Digital Health Systems
Provider organizations must now view IT as an operational optimizer, a strategy enabler, and potential industry disrupter. They must also track the fast-changing technologies and IT-related capabilities, and capitalize upon opportunities for IT-powered incremental, sustaining, or disruptive innovation.
EMR Optimization
EMR implementations are never a seamless process. EMR optimization provides a link between system functionality, process changes, and expected future benefits that gives HCOs an opportunity to achieve measurable outcomes and long-term business value.
Interoperability
In health care, interoperability is the ability of different information technology systems and software applications to communicate, to exchange data accurately, effectively and consistently, and to use the information that has been exchanged. The rapid adoption of electronic health records (EHRs) coupled with rising clinical and business needs for cross-continuum data are driving a renewed focus on interoperability technologies.
Internet of Things
The Internet of Things (IoT) describes the addition of intelligence and connectivity to everyday objects through recent advances in low-cost, low-power computing, communications, and sensor technologies.
Natural Language Processing
NLP allows computers to analyze, understand, and derive meaning from text and speech similar to humans. A subset of AI, NLP can help organizations take advantage of unstructured data found in clinical notes, sensors in wearables, patient-reported data, and genomics.
Patient-Generated Health Data (PGHD)
The rapid development and consumer adoption of wearables, Internet of Things (IoT) devices, and mHealth apps provide a broad window into patients’ health across the continuum of care. As providers consider strategies to accommodate PGHD into care delivery models, they must make key decisions about how to operationalize the capture, management, and use of PGHD.
Social Determinants of Health Data (SDH)
The US health care system has historically overemphasized the importance of medical care in efforts to improve health outcomes. The result of this disproportionate spend is that Americans fare worse than other peer countries across many measures of health, including maternal mortality, life expectancy, low birth weight, and infant mortality.
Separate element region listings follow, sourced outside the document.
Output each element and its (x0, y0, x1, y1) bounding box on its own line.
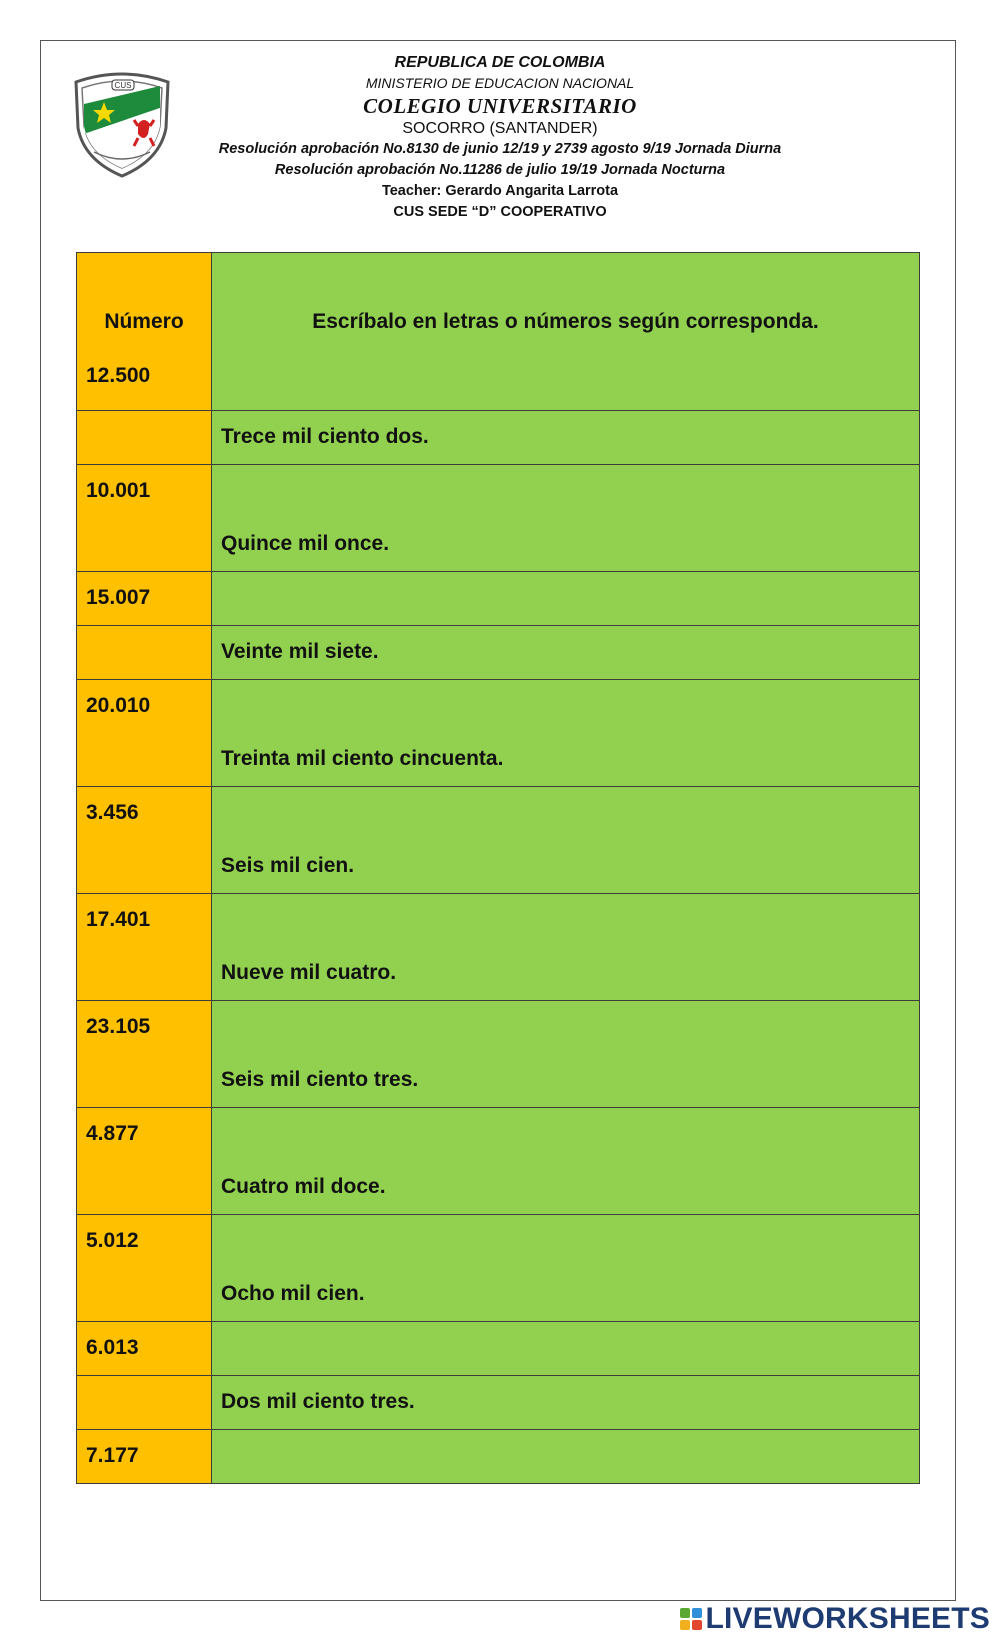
number-cell (77, 1215, 212, 1322)
words-cell (212, 894, 920, 1001)
words-value: Seis mil ciento tres. (221, 1068, 419, 1091)
number-value: 3.456 (86, 801, 139, 824)
table-row (77, 1001, 920, 1108)
school-header (190, 52, 810, 223)
number-value: 20.010 (86, 694, 151, 717)
column-header-instructions: Escríbalo en letras o números según corresponda. (312, 310, 819, 333)
words-cell (212, 411, 920, 465)
words-cell (212, 787, 920, 894)
number-value: 5.012 (86, 1229, 139, 1252)
table-row (77, 1430, 920, 1484)
header-campus: CUS SEDE “D” COOPERATIVO (393, 204, 607, 220)
table-row (77, 787, 920, 894)
table-row (77, 626, 920, 680)
words-cell (212, 1108, 920, 1215)
header-resolution-day: Resolución aprobación No.8130 de junio 12/19 y 2739 agosto 9/19 Jornada Diurna (218, 141, 782, 157)
words-value: Treinta mil ciento cincuenta. (221, 747, 504, 770)
table-row (77, 411, 920, 465)
words-value: Nueve mil cuatro. (221, 961, 397, 984)
school-crest-logo (68, 68, 176, 180)
header-location: SOCORRO (SANTANDER) (402, 120, 598, 137)
header-ministry: MINISTERIO DE EDUCACION NACIONAL (365, 75, 635, 91)
number-cell (77, 1001, 212, 1108)
number-value: 15.007 (86, 586, 151, 609)
number-cell (77, 465, 212, 572)
words-cell (212, 1322, 920, 1376)
words-value: Seis mil cien. (221, 854, 355, 877)
number-cell (77, 1430, 212, 1484)
number-cell (77, 894, 212, 1001)
words-value: Dos mil ciento tres. (221, 1390, 415, 1413)
words-cell (212, 680, 920, 787)
table-row (77, 1108, 920, 1215)
table-row (77, 1322, 920, 1376)
number-value: 7.177 (86, 1444, 139, 1467)
table-row (77, 572, 920, 626)
header-number-cell (77, 253, 212, 411)
number-cell (77, 626, 212, 680)
number-cell (77, 1376, 212, 1430)
header-teacher: Teacher: Gerardo Angarita Larrota (381, 183, 619, 199)
words-cell (212, 1376, 920, 1430)
number-value: 17.401 (86, 908, 151, 931)
first-number-value: 12.500 (86, 364, 151, 387)
header-country: REPUBLICA DE COLOMBIA (394, 54, 606, 71)
header-resolution-night: Resolución aprobación No.11286 de julio 19/19 Jornada Nocturna (274, 162, 726, 178)
number-value: 10.001 (86, 479, 151, 502)
number-value: 23.105 (86, 1015, 151, 1038)
number-cell (77, 1108, 212, 1215)
number-cell (77, 411, 212, 465)
words-cell (212, 1215, 920, 1322)
words-cell (212, 1430, 920, 1484)
number-cell (77, 787, 212, 894)
words-value: Veinte mil siete. (221, 640, 379, 663)
liveworksheets-logo-icon (680, 1608, 702, 1630)
number-words-table (76, 252, 920, 1484)
header-text-cell (212, 253, 920, 411)
table-row (77, 1215, 920, 1322)
column-header-number: Número (104, 310, 184, 333)
words-value: Ocho mil cien. (221, 1282, 365, 1305)
words-cell (212, 465, 920, 572)
words-cell (212, 626, 920, 680)
number-value: 6.013 (86, 1336, 139, 1359)
table-header-row (77, 253, 920, 411)
liveworksheets-footer (680, 1603, 991, 1635)
number-cell (77, 1322, 212, 1376)
table-row (77, 894, 920, 1001)
words-value: Quince mil once. (221, 532, 390, 555)
crest-label: CUS (114, 81, 132, 90)
footer-brand: LIVEWORKSHEETS (705, 1602, 990, 1635)
words-value: Cuatro mil doce. (221, 1175, 386, 1198)
number-cell (77, 572, 212, 626)
number-value: 4.877 (86, 1122, 139, 1145)
table-row (77, 465, 920, 572)
table-row (77, 1376, 920, 1430)
number-cell (77, 680, 212, 787)
words-cell (212, 572, 920, 626)
words-value: Trece mil ciento dos. (221, 425, 429, 448)
words-cell (212, 1001, 920, 1108)
header-school-name: COLEGIO UNIVERSITARIO (363, 94, 637, 118)
table-row (77, 680, 920, 787)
As our health caresystem shifts toward value-based care, leading provider organizations are studying non-clinical risk factors (e.g., social circumstances, individual behavior, physical environment) and building new models for social care delivery in partnership with owned and community resources in an effort to improve patient outcomes.
Systemness in Health Care
Systemness helps health care organizations better serve and support the broader goals of patients and the health care system, integrate their owned and operated components, and extend IT capabilities to the wider community of care. This transition to a ‘connected care community’ is necessary to successfully implement new care delivery models and drive the formation of a more agile, virtually integrated enterprise.
Virtual Reality
Historically, the high cost of virtual reality systems has been a primary barrier for adoption. However, increasing computing power and the ubiquity of personal computers (PCs) and smartphones has brought a rapid decline in cost, which has made this technology accessible to a greater number of health care organizations.
3D Printing
3D printing already has some footholds in the health care industry, but expectations for this technology have recently grown. The technology has the potential to streamline manufacturing, allowing health care organizations (and eventually patients) to design and produce products on demand, cheaply and efficiently.